Readers may find it hard to assimilate the idea of households behaving like hedge funds. Bryan and Rafferty alert us to the extent that, all at once, households have roles as workers, consumers, investors, borrowers and sources of payments that sustain securitisation, by means of the financialised version of Henry Ford’s view that wages should be sufficient to enable workers to purchase the cars they produce — only now, the aim is to ensure that workers can afford to meet the contracts that support the securities backed by their household payments. Householders may imagine that they are merely repaying a mortgage or car loan owed to a bank, or paying an electricity bill to an energy corporation. They may be surprised to learn from Bryan and Rafferty that they are actually involved in the production and issuance of a financial asset or service no less than those who work for wages and make products in factories. Taking this comparison further, Bryan and Rafferty report that families feel that they are held in the hands of something they cannot get out of because they are being financially ‘overseen’ and ‘managed’ in a manner not unlike workers in factories.

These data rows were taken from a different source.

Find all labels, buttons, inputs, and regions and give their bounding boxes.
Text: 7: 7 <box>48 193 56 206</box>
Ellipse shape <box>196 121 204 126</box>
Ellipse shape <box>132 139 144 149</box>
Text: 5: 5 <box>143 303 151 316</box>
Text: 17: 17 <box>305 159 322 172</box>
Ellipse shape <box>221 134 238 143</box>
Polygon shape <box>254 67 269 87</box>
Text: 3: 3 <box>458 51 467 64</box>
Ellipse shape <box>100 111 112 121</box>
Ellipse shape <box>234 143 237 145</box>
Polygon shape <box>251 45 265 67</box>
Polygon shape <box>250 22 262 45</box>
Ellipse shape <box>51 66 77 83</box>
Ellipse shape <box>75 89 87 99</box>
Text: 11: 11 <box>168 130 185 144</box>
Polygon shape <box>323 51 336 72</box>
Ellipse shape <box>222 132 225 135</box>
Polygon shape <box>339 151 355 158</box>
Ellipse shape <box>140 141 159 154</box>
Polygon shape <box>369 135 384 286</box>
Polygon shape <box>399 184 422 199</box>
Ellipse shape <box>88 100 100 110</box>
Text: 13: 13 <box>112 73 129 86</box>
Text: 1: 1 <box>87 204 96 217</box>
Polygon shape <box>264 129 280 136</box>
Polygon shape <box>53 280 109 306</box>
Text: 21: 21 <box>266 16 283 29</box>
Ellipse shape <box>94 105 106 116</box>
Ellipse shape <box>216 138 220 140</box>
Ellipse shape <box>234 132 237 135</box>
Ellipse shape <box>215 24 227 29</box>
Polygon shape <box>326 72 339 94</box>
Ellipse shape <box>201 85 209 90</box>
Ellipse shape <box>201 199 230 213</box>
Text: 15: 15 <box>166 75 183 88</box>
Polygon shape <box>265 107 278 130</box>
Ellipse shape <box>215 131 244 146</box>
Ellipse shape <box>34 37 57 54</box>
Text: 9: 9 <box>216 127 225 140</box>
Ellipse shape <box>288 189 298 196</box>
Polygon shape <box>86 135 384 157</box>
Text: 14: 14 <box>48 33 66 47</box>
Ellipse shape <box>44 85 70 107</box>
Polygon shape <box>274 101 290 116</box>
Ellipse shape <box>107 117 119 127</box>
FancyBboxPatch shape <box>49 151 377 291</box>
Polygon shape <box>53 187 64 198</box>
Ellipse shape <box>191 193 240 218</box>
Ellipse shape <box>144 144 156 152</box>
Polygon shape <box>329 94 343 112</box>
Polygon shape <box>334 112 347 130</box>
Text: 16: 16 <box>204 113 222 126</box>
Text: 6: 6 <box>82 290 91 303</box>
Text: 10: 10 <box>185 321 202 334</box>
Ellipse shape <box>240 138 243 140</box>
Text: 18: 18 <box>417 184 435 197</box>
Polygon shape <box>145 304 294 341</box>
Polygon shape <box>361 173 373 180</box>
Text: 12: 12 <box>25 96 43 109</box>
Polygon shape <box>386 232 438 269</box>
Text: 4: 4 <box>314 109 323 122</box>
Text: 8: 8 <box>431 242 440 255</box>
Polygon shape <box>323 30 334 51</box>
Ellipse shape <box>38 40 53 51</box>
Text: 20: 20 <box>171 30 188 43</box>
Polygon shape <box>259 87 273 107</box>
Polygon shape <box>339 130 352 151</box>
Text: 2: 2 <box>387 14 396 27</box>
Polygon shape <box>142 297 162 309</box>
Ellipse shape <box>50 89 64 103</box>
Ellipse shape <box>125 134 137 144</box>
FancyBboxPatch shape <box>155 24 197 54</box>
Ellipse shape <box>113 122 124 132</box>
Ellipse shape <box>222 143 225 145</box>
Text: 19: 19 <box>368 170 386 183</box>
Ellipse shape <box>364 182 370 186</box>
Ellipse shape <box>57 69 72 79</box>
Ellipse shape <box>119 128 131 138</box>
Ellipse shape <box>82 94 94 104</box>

At this stage, given the centrality in Bryan and Rafferty’s analysis of a hierarchy of classes or strata of households with different incomes and assets, which all think and act not unlike hedge funds, readers will be forgiven for finding themselves in two minds. This is especially so when Bryan and Rafferty claim that the way a surplus is extracted from factory workers producing more than they receive in wages is akin to how the supervision of households enables a surplus to be extracted by an unfair exchange of risks, taking on the risks of precarious and unstable income that are greater than the risks of default faced by finance. Then again, surveys of wellbeing have brought to the surface subterranean rumblings over financial stress, so that it is not wishful thinking and certainly not unreasonable to expect that those householders represented by trade unions could demand that an explicit debt-related price be built into wages to compensate them.

Kosmas Tsokhas lives in Canberra. Dick Bryan and Mike Rafferty, Risking Together: How Finance is Dominating Everyday Life in Australia, Sydney: Sydney University Press, 2018. pp. xv, 234. $25 paper.